The tender, which was published last month, offers SFr30 ($29.78) per share, a 12.2% increase on the average CEVA share price over the past 60 days and 62.9% above the SFr18.42 the shares were trading at when DSV made an unsolicited bid for the company in October 2018.
“The launch of this public tender offer is in line with CMA CGM’s overall strategy,” company chief executive Rodolphe Saadé said. “By developing a logistics offering to complement our maritime activity, we will be able to propose a full end-to-end service to our customers.”

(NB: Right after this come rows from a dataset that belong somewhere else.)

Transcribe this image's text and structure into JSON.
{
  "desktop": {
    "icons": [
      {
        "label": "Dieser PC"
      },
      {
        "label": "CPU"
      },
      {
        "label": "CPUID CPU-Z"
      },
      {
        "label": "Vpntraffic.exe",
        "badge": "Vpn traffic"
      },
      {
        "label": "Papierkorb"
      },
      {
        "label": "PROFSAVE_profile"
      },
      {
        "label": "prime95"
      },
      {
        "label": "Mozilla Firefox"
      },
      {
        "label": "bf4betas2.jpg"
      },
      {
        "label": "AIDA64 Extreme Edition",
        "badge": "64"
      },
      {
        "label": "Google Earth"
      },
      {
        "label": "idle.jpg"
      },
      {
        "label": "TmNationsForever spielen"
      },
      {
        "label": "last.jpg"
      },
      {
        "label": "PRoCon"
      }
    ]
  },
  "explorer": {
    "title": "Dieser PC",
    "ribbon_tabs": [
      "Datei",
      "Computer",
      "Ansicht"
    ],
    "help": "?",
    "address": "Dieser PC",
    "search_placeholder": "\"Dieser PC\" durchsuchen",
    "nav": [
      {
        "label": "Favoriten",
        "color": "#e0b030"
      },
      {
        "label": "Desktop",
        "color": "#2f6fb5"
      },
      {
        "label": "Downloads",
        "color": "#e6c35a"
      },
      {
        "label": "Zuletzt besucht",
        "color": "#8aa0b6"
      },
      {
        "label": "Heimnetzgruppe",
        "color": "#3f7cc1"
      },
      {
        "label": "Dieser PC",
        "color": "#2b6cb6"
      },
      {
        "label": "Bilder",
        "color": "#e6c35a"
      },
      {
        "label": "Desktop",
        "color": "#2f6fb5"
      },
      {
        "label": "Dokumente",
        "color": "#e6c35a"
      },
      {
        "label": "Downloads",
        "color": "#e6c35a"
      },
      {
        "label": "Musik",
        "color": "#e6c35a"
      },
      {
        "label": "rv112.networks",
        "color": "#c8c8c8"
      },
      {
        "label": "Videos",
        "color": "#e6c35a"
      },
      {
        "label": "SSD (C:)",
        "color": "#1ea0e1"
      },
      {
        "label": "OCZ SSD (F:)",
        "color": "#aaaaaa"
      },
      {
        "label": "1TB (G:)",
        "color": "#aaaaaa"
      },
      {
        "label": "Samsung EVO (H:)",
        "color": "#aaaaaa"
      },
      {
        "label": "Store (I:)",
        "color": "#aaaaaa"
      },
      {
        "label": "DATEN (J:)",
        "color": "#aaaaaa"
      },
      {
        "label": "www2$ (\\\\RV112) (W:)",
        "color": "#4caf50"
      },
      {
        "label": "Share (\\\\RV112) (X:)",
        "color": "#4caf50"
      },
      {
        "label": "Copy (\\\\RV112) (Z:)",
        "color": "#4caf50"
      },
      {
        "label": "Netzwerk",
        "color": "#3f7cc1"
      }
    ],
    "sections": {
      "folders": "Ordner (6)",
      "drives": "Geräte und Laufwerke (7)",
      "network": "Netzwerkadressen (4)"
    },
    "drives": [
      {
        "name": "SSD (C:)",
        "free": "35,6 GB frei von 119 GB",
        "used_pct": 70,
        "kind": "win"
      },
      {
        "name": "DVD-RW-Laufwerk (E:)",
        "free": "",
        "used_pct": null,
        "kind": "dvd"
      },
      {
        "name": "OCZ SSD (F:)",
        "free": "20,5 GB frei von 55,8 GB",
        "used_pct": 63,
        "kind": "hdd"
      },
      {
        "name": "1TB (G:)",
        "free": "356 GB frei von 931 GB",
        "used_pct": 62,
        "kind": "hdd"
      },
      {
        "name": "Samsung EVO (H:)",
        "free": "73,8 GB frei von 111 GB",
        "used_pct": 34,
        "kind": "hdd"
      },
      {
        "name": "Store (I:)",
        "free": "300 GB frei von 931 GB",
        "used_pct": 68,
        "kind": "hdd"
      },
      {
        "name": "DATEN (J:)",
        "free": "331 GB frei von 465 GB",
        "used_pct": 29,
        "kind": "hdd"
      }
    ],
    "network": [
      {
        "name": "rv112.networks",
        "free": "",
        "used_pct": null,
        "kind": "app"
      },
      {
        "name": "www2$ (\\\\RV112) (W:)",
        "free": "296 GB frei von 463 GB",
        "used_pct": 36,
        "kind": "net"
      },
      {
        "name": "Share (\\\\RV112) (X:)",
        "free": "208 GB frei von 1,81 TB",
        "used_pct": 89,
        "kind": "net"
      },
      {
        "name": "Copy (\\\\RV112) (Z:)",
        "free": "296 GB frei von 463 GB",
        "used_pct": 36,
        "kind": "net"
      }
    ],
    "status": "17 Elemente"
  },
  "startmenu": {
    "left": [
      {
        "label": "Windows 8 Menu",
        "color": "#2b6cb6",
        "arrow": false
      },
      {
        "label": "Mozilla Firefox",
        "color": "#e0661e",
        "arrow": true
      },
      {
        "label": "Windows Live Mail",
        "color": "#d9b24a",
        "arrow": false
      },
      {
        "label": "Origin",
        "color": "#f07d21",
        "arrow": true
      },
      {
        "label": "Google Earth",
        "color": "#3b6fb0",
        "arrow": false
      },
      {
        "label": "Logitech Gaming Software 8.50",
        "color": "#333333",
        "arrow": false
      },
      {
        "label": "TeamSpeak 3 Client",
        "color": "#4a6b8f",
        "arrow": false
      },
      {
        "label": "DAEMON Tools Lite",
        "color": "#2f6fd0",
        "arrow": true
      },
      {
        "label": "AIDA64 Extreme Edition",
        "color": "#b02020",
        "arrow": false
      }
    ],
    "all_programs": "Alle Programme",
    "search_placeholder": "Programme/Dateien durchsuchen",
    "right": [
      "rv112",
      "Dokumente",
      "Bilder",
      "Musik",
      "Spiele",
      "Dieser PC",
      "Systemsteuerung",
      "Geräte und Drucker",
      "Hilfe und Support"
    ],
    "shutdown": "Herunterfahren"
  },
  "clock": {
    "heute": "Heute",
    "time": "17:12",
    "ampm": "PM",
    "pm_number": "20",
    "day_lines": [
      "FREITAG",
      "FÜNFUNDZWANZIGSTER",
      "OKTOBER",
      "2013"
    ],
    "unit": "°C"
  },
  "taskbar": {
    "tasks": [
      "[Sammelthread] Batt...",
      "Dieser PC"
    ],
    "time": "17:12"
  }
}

The French carrier said the offer had the support of CEVA’s board and was aligned with the Switzerland-listed company’s strategic plan, which would see co-operation between the two companies that is expected to increase turnover to $9bn by 2021 and boost earnings before interest, tax, depreciation and amortisation to $470m.
The strategic plan will see the two companies cross selling to each other’s customers, the integration of the carrier’s logistics activities into CEVA’s to allow economies of scale, and cost reductions through pooled operations and shared purchasing and services.
“By taking control of a global player in logistics, CMA CGM will be able to offer its customers complete solutions combining transport and logistics, and complete its maritime transport activity with a less volatile activity,” the company said in a statement.
CMA CGM has a 33% stake in CEVA that it has built up since the logistics operator launched its initial public offering on the Swiss stock exchange last year.
It also has a financial interest in a further 17.6% of the company’s shares through forward agreements with Société Générale and Goldman Sachs that will convert to shareholdings in June, giving it a majority shareholding.
The European Commission last week approved the acquisition of CEVA by CMA CGM under the European Merger Regulation after concluding that the proposed merger would not raise competition concerns.